'Can I buy a fag off yer?'
I shrug, and exhale slowly with my mouth closed, as if I wanted nothing better than to sell this young man a cigarette.
'Sorry mate I don't smoke.'
He turns away, I walk on around the corner and past the familiar old house which I recently discovered was where my mother grew up. Coming back around the house I see another 13 or 14 year old boy, on a bike, a Liverpool shirt on sporting 'Gerard' on his back. He spares me a glance and turns away.
'Vicky!' He shouts, a booming, possibly taunting, whisper affect in his voice. Then he disappears into the adjacent alley. I continue, now walking back towards the park I just came from. The boys are still there, possibly approaching me.
'Thought you didn't smoke,' mocked one as the others grinned.
'Just saw you with a fag' another joined, although he was cut off mid sentence from the lad that approached me before I rounded the corner just before,
'Where'd you get that lighter'?
I grinned what I thought was a charitable grin, then continued on my way into the park as the lads continued on their way. I of course don't smoke, they didn't see me smoking, and I wasn't carrying a lighter.
Going further a teenage girl is trying to squeeze through the children's playpark boundary bars but getting stuck in the process. A similar aged lad, possibly older, in a spurt of misplaced or distorted chivalry jumps over them just next to her. A third girl walks away from behind them. There's a makeshift rope swing hanging from a tree on my path just past the young 'gymnasts,' I push it and listen to it swing on the tree as I pass by. I continue, out of the back exit of the park and onto a main road where yet more, and slightly older, teenagers are parading.
I'm sure many would find this pastime a little odd, perhaps even offensive. But watching young people is life to me. Not so much that they inspire me, or make me envy what they have. I don't. I don't even want to watch their culture so I can learn to become more of a part of it in order to reach them. No.
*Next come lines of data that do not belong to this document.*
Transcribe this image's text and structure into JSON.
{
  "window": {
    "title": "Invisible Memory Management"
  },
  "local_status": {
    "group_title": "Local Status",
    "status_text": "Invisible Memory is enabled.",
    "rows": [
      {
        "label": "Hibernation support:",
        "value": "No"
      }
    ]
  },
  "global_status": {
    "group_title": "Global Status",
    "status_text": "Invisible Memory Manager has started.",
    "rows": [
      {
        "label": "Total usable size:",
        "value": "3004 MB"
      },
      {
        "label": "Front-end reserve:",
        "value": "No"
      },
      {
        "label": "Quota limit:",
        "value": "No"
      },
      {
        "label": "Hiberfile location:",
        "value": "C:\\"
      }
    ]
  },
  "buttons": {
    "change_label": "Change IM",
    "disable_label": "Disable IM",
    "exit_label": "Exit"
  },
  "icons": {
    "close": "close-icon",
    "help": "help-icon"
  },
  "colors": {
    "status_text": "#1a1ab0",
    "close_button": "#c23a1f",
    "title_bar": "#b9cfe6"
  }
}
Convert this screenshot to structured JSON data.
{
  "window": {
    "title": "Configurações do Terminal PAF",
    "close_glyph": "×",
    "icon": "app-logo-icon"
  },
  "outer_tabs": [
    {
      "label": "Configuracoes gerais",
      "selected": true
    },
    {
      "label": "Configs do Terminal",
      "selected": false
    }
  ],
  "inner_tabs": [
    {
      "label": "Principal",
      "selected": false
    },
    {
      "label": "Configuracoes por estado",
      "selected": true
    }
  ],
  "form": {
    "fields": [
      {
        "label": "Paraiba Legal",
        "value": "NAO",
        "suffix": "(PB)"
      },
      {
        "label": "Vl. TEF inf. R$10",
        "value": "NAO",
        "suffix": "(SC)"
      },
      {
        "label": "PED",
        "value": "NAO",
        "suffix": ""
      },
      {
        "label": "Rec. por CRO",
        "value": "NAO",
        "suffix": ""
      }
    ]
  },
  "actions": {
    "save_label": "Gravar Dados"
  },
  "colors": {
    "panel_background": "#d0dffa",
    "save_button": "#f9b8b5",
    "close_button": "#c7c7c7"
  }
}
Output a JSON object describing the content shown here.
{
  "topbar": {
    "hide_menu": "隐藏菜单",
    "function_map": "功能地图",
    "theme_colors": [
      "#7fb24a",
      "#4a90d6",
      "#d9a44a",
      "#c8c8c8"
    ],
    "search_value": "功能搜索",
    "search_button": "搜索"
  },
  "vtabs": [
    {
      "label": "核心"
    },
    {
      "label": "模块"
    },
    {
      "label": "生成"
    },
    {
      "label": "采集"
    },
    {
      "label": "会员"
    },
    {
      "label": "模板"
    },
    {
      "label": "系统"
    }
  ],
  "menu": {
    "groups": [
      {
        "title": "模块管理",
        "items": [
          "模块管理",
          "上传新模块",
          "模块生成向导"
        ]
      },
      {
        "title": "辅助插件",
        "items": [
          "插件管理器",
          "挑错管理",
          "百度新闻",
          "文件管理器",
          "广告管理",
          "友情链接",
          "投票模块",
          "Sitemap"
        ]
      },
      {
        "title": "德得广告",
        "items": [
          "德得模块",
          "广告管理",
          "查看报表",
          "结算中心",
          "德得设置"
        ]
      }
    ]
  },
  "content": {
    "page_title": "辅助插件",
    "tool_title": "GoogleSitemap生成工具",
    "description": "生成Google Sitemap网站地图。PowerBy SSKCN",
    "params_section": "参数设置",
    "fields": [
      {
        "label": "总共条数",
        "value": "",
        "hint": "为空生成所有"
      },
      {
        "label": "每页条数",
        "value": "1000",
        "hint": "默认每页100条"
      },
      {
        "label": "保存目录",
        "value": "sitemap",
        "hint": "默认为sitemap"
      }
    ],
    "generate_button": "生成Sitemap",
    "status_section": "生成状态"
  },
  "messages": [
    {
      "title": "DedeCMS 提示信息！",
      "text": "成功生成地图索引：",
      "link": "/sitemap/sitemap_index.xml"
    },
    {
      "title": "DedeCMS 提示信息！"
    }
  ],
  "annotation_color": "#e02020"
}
Placing myself among them renews in me the burden for them, as people who should be inheriting the Kingdom of Jesus Christ, the savior. Being around them, behind them, in their 'natural habitat' makes the burden in my mind, not more fresh, but more raw. Some burdens are not meant to remain fresh. Some burdens are meant to sting, to bite, to grip, and to cling. This is, for me, one of those burdens.
Another thing I observe and 'catalogue' so to speak in these times, is the similarities and differences; between me and them, them and me, them and Christ, me in Christ and the world, Christ and the world. When it comes to me and them, the differences flow too easy, whereas the similarities are so much harder to process and deal with. 'God make me strong.'
I love these young people, and a yearn for God to keep them close to His heart, I will battle them into His kingdom, and tear Satan from them with my teeth if I must. But I feel God needs me to be more 'me' with them. To be the counter culture -with- them. Not of their culture, not an imitation of their culture either. I've seen 14 year old lads crumble under the piercing stare and wise words of an 80 year old, and I've seen 16 year old girls sit riveted at the feet of a 50 year old professor. I long to be the real, firmly gentle, Christ-like presence in their life. To be an arm and a shoulder, to share footsteps with, and to counter their world with Christ...and see who stands. It is Jesus in these young people that attracts me so tenderly, and Jesus who calls from them. And it is to Him who I must respond.